Singer From The Sea by Sheri S. Tepper part one

Setting likeness aside, Aufors felt Genevieve shared all the other qualities of womanhood he had assigned to that lost and sainted mother, plus those attractions that youth often stirs in youth, particularly when one is pretty and the other is virile. Aufors did not stop to think that he could never be considered a suitable match. He wasn’t thinking about matches at all, but about Genevieve, her comfort, her health, her pleasure, and — when he learned of the Marshal’s association with Yugh Delganor — her safety. During his soldierly life, Aufors had heard disquieting things about Delganor.

The first of these had been at the end of the Potcher War where he and his officers passed the last evening around the campfire, telling stories, tongues well oiled by a providential cask of wine that someone had “found” along the way. Late in the evening, one grizzled captain made a sotto voce remark at which another officer took umbrage, and voices rose.

“Hold it,” said Aufors, his steely tone cutting through the disputation. “What’s this about?”

“He . . . suited th’Lord P … p … prmount,” said one disputant.

“I did not,” countered the graying captain, who had been more abstemious than his colleague. “I said he was fortunate to have lived so long. That’s no insult.”

“. . . like maybe he shoulda died, huh?”

“Not at all.”

“Enough,” said Aufors. “We have a victory to claim on the morrow. It is unfitting for us to indulge in trifling quarrels at such a time. Off to your bedding, gentlemen. Except for you, Enkors.” This was the captain, who stayed behind at Aufors’s gestured command.

They seated themselves by the fire again, and Aufors—who liked Enkors—remarked, “It’s odd you should mention the Lord Paramount’s long life after our battle against that renegade up the cliff. That rebel rallied followers around the matter of the Lord Paramount’s age, as though living long were a sin! Why should you or anyone remark at the Lord Paramount being old? Men grow old, and so what?”

“There was no disrespect meant, sir, and you know how it is. Things get broadened in the telling.”

“No, I don’t know, Enkors. What gets broadened? This whole business puzzles me. When this war started, I asked the Duke of Barfezi and a couple of the Earls what all the fuss was about—I mean, if they’d let the man alone, his popularity wouldn’t have lasted beyond the next harvest season—and they turned bland as milk and soft as curd, murmuring nonsensically without ever answering me. Such treatment makes a man curious. You needn’t fear I’ll take offense or repeat anything you tell me. I merely want to know.”

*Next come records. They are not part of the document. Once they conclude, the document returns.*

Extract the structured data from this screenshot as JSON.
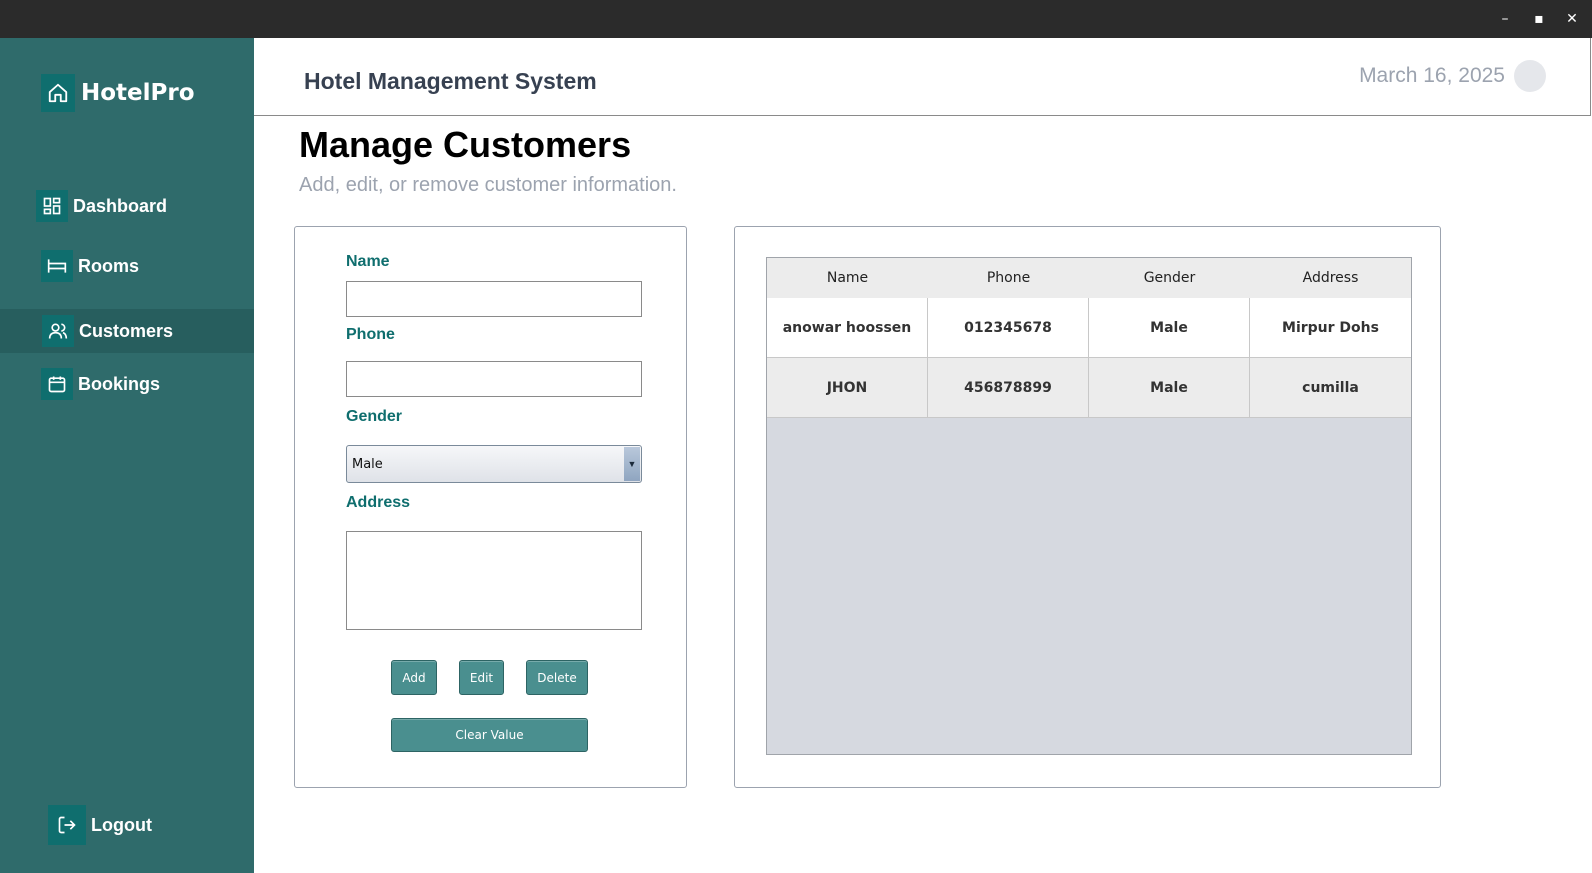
{
  "window": {
    "min_glyph": "–",
    "max_glyph": "▪",
    "close_glyph": "✕"
  },
  "sidebar": {
    "brand": "HotelPro",
    "items": [
      {
        "label": "Dashboard",
        "icon": "grid-icon"
      },
      {
        "label": "Rooms",
        "icon": "bed-icon"
      },
      {
        "label": "Customers",
        "icon": "users-icon",
        "active": true
      },
      {
        "label": "Bookings",
        "icon": "calendar-icon"
      }
    ],
    "logout": "Logout"
  },
  "header": {
    "title": "Hotel Management System",
    "date": "March 16, 2025"
  },
  "page": {
    "title": "Manage Customers",
    "subtitle": "Add, edit, or remove customer information."
  },
  "form": {
    "name_label": "Name",
    "name_value": "",
    "phone_label": "Phone",
    "phone_value": "",
    "gender_label": "Gender",
    "gender_value": "Male",
    "address_label": "Address",
    "address_value": "",
    "add_label": "Add",
    "edit_label": "Edit",
    "delete_label": "Delete",
    "clear_label": "Clear Value"
  },
  "table": {
    "columns": [
      "Name",
      "Phone",
      "Gender",
      "Address"
    ],
    "rows": [
      [
        "anowar hoossen",
        "012345678",
        "Male",
        "Mirpur Dohs"
      ],
      [
        "JHON",
        "456878899",
        "Male",
        "cumilla"
      ]
    ]
  },
  "colors": {
    "sidebar_bg": "#2f6b6b",
    "accent": "#0f6e6e",
    "button": "#4a8f8f"
  }
}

One thing Aufors’s men knew about him was that he kept his word. Enkors nodded thoughtfully. “Well, Colonel, if you truly want to know. How old are you now?”

“Thirty.”

“And who was Lord Paramount when you were born?”

“Marwell, just as he is now.”

“Well now, I’m forty-some odd, and when I was born Marwell was Lord Paramount. And my father, when he was born Marwell was Lord Paramount. And when his father was born, likewise.”

Aufors considered this, poking the fire with a stick to make the coals flare. “Well, so the Lord Paramount has a long life. He has off-world doctors, you know. They are no doubt well paid to see to it he lives long.”

“Long.” Enkors smiled into the flames. “Yes. But my father was fifty when I was born, and his father was sixty when he was born—we Enkors tend to marry late—and any way you add that up, it comes to a hundred fifty years.”

“Still,” mused Aufors after a lengthy pause, “we have commoner centenarians on Haven, more than a few, and they don’t even have off-world doctors.”

“True,” said the Captain, picking up a stick of his own to join in the fire poking. “But y’see, I thought it peculiar, so I went to the Staneburgh registry—that’s the name of my village, Staneburgh—where all the births are entered, and I looked up the birth of my pa to count the years, and then his pa, and then, for no particular reason, two more generations back. Every one of them was born as it says right there in black and white, in the reign of His Majesty, Marwell.”